Something that really helped Josh was having a schedule. He basically had the same routine every day. He would shower at the same time every evening, watch a baseball game every evening, and go to bed at the same time. Having a routine, even though it’s something everyone does every day, really did help him manage in some way.

Brain games were good. I bought some crossword puzzles so he would do those. Helps with the boredom, too, because in between feeling like crap, you’re also bored. It also helps with the chemo brain fog.

Learn what chemo brain is and how you can cope with it »

I would look up and send him videos of slower-paced [exercises], like elderly yoga and stretching. I don’t know if he ever did them. You’re sore, you don’t feel great, but it’s just light movement and they’re available on YouTube.

I found rubber hand stretching tools. It’s like a thick rubber band. You squeeze it and it helps with the strength of your hands. For the type of treatment that Josh was going through, neuropathy is pretty common. Keeping things moving I think could be helpful for some people.

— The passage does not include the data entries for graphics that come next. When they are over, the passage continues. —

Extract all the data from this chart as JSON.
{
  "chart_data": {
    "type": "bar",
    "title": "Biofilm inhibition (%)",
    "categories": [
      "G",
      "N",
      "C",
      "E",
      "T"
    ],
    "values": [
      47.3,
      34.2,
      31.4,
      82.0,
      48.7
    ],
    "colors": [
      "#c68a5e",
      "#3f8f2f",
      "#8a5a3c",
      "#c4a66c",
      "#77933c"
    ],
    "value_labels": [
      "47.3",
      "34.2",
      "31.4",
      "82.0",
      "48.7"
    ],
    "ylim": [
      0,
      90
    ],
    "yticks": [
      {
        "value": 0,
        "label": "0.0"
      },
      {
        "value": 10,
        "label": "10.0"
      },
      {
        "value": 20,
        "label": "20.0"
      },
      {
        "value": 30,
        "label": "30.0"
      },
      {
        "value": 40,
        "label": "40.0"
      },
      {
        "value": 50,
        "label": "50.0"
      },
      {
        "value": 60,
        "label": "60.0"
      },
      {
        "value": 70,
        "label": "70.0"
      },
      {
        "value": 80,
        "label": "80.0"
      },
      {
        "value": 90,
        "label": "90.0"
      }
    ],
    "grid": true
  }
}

When you find out that your loved one is going to go through this, your brain’s all over the place and theirs is, too, so thinking clearly isn’t always there. One way you can help is to try and prepare ahead of time.

Make sure you have a railing going up your steps because sometimes it’s hard to walk. We didn’t have a railing going up our steps. We didn’t know that we would need that so we were able to get that.

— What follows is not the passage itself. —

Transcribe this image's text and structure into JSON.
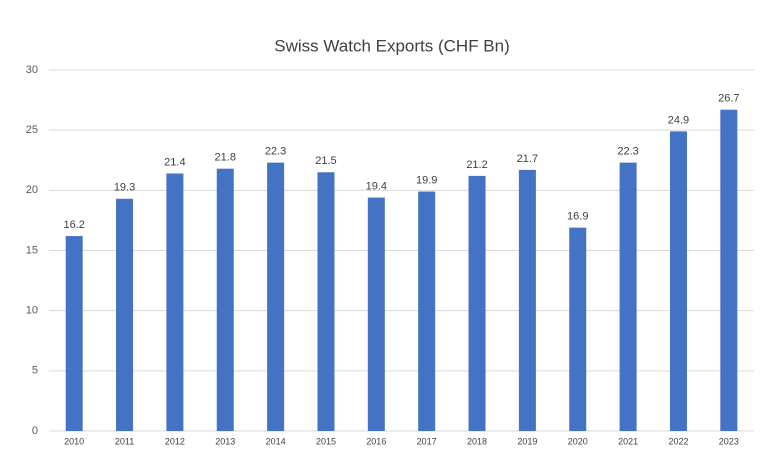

Josh wasn’t comfortable. I don’t think anyone who’s going through this is so buying things that bring comfort — new pillows, comfortable blankets, comfy clothes — would be a big help going into this.

A friend gave Josh a blanket and we still use it. My cousin actually knitted him this beautiful blanket and he took it with him to every treatment.

I want to find ways that I can stay involved and help. Josh and I had very different journeys through this. He doesn’t ever want to step into a medical facility again and I totally support that. But for me to try and wrap my head around this and to heal, I want to help other people.

I volunteered to make blankets for new patients where Josh got treatment. It was a fulfilling way that I could give back to people who helped us so much, cared about us, and treated us with such kindness.

If caregivers ever reach out and need someone to talk to, I would love to volunteer. I would love to pay it forward and help anyone that needs it.